Он был мой. Впрочем, почему был? Какое сладкое слово – «мой». Воздушный поцелуй с экрана убеждает меня в этом и сегодня.
У нее черный ребенок! Посмотрите, у нее черный ребенок!
Фильм «Цирк»
Эта фраза могла бы стать своеобразным эпиграфом к моему детству.
В темнокожего малыша, как вы понимаете, я не могла не влюбиться. Причем молниеносно, сходу.
К счастью, телевизионные программы не могли похвастать разнообразием, и потому долгими зимними вечерами я вновь и вновь припадала к маленькому черно-белому экрану «Волхова», – да и нужен ли был цветной, когда вот он, черный прекрасный ребенок и ослепительно белая мать, – а что еще, спрашивается, что еще необходимо для полного счастья?
Полное счастье представлялось мне дюжиной курчавых мальчишек, совсем как в мультике «Лев Бонифаций», который тоже, представьте, просмотрен был бессчетное количество раз, но от этого абсолютно не утрачивал своего очарования и какой-то угловатой смешной и трогательной наивности.

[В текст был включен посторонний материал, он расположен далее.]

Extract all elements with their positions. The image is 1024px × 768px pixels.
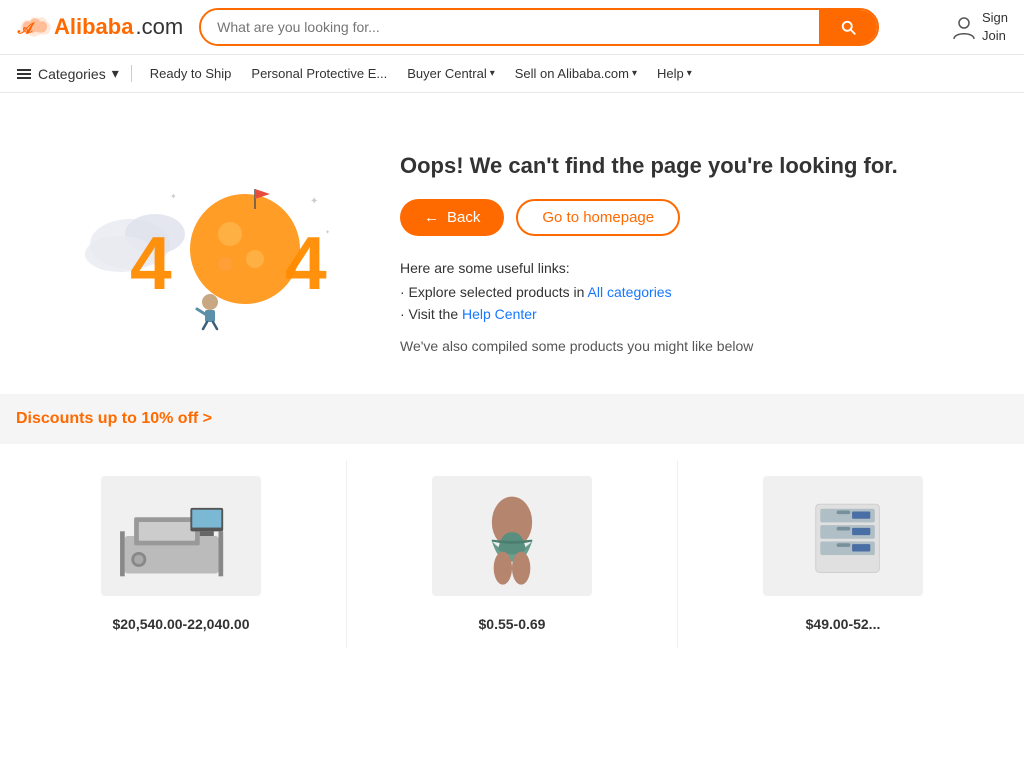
svg-text:4: 4 (285, 221, 327, 305)
homepage-button[interactable]: Go to homepage (516, 199, 680, 236)
search-input[interactable] (201, 10, 819, 44)
sell-arrow: ▾ (632, 68, 637, 79)
nav-item-help[interactable]: Help ▾ (647, 58, 702, 89)
product-image-2 (763, 476, 923, 596)
logo-dotcom: .com (135, 14, 183, 40)
user-avatar-icon (950, 13, 978, 41)
search-bar (199, 8, 879, 46)
nav-item-buyer-central[interactable]: Buyer Central ▾ (397, 58, 505, 89)
product-image-1 (432, 476, 592, 596)
svg-text:✦: ✦ (170, 192, 177, 201)
user-text[interactable]: Sign Join (982, 9, 1008, 45)
help-link-item: · Visit the Help Center (400, 306, 964, 322)
error-main: 4 4 ✦ ✦ ✦ Oops! We can't find the page y… (0, 93, 1024, 394)
error-buttons: ← Back Go to homepage (400, 199, 964, 236)
product-image-0 (101, 476, 261, 596)
product-price-2: $49.00-52... (806, 616, 881, 632)
back-button[interactable]: ← Back (400, 199, 504, 236)
sign-in-label[interactable]: Sign (982, 9, 1008, 27)
all-categories-link[interactable]: All categories (588, 284, 672, 300)
products-section: $20,540.00-22,040.00 $0.55-0.69 (0, 444, 1024, 664)
explore-link-item: · Explore selected products in All categ… (400, 284, 964, 300)
nav-item-sell[interactable]: Sell on Alibaba.com ▾ (505, 58, 647, 89)
join-label[interactable]: Join (982, 27, 1008, 45)
svg-text:✦: ✦ (310, 196, 318, 207)
categories-label: Categories (38, 66, 106, 82)
product-price-1: $0.55-0.69 (479, 616, 546, 632)
useful-links-heading: Here are some useful links: (400, 260, 964, 276)
product-card-0[interactable]: $20,540.00-22,040.00 (16, 460, 347, 648)
visit-text: · Visit the (400, 306, 462, 322)
svg-text:4: 4 (130, 221, 172, 305)
error-content: Oops! We can't find the page you're look… (400, 133, 964, 354)
search-button[interactable] (819, 10, 877, 44)
header: 𝒜 Alibaba.com Sign Join (0, 0, 1024, 55)
error-illustration: 4 4 ✦ ✦ ✦ (60, 133, 360, 354)
discounts-section: Discounts up to 10% off > (0, 394, 1024, 444)
compiled-text: We've also compiled some products you mi… (400, 338, 964, 354)
machine-image (106, 486, 256, 586)
nav-item-ready-to-ship[interactable]: Ready to Ship (140, 58, 242, 89)
clothing-image (437, 481, 587, 591)
categories-arrow: ▾ (112, 65, 119, 82)
logo-brand: Alibaba (54, 14, 133, 40)
categories-button[interactable]: Categories ▾ (16, 65, 132, 82)
product-card-1[interactable]: $0.55-0.69 (347, 460, 678, 648)
svg-text:𝒜: 𝒜 (17, 19, 36, 37)
help-arrow: ▾ (687, 68, 692, 79)
useful-links: Here are some useful links: · Explore se… (400, 260, 964, 322)
logo[interactable]: 𝒜 Alibaba.com (16, 13, 183, 41)
svg-text:✦: ✦ (325, 229, 330, 236)
help-center-link[interactable]: Help Center (462, 306, 537, 322)
buyer-central-arrow: ▾ (490, 68, 495, 79)
discounts-title[interactable]: Discounts up to 10% off > (16, 410, 212, 427)
back-arrow-icon: ← (424, 209, 439, 226)
search-icon (839, 18, 857, 36)
storage-image (768, 486, 918, 586)
nav-item-personal-protective[interactable]: Personal Protective E... (241, 58, 397, 89)
explore-text: · Explore selected products in (400, 284, 588, 300)
user-actions: Sign Join (950, 9, 1008, 45)
hamburger-icon (16, 66, 32, 82)
nav-bar: Categories ▾ Ready to Ship Personal Prot… (0, 55, 1024, 93)
product-card-2[interactable]: $49.00-52... (678, 460, 1008, 648)
alibaba-logo-icon: 𝒜 (16, 13, 52, 41)
product-price-0: $20,540.00-22,040.00 (112, 616, 249, 632)
404-svg: 4 4 ✦ ✦ ✦ (70, 154, 350, 334)
error-title: Oops! We can't find the page you're look… (400, 153, 964, 179)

Cчастье было неразбавленным, ярким, цельным. Мультфильм был только раз в сутки, вечером, перед сном, и это в лучшем, учтите, случае…
А в худшем, приходилось терпеть всяких тетенек-чревовещательниц, разговаривающих поросячьими и заячьими голосами, а еще бессменного деда Панаса из какой-то придуманной жизни, в которой не говорят, а «балакают», что лично мне казалось страшно смешным, и каким-то несерьезным, что ли, потому что «балакали» в основном няньки в детском саду, бабули на лавочках, а среди знакомых мне взрослых (то есть, знакомых моих родителей) не балакал никто.
Итак, был мульфильм, причем любой, я рада была любому! А еще, конечно, Майя Плисецкая, любоваться которой я могла сутки напролет.
Любоваться и замирать, а потом часами носиться по нашей комнатушке, заваленной книгами, – воздевать руки, воображать себя белым или черным лебедем…
Да, чаще, все-таки, черным.
Черный – это характер, экспрессия, темперамент, мощь, это туго сплетенные мышцы, пропускающие заряд такой неимоверной силы, – сострадая белому, я втайне симпатизировала тому, другому…
Итак, черный ребенок, черный лебедь, а еще моя тайная любовь …Максимка. Спасенный матросом мальчишка с огромными бархатными глазищами и ручками-палочками. Абсолютно черный, – во всяком случае, в нашем черно-белом телевизоре он иным и быть не мог. Не лиловым, не шоколадным, не кофейным.
У нее черный ребенок! Вы только посмотрите…
Итак, все было предопределено.
В мечтах своих я шла по городу, – высокая, с платиновой прической и лебединой шеей, а на руках моих покоилось крохотное и беззащитное…
Мой Максимка. Только мой и ничей больше. Один на руках, и еще двое рядом. Двое, трое, пятеро…
А, главное, чтобы все были против. Весь мир.
Ах, как смаковала я эту отдельность, эту избранность, эту непохожесть.
Мне нравилось быть другой.
Кто, как не я, сочинял безумные истории о моей родословной, которая на фоне кинематографических страстей казалась какой-то пресной, что ли… Какие-то армяне, какие-то евреи. А апачи, а цыгане, а викинги?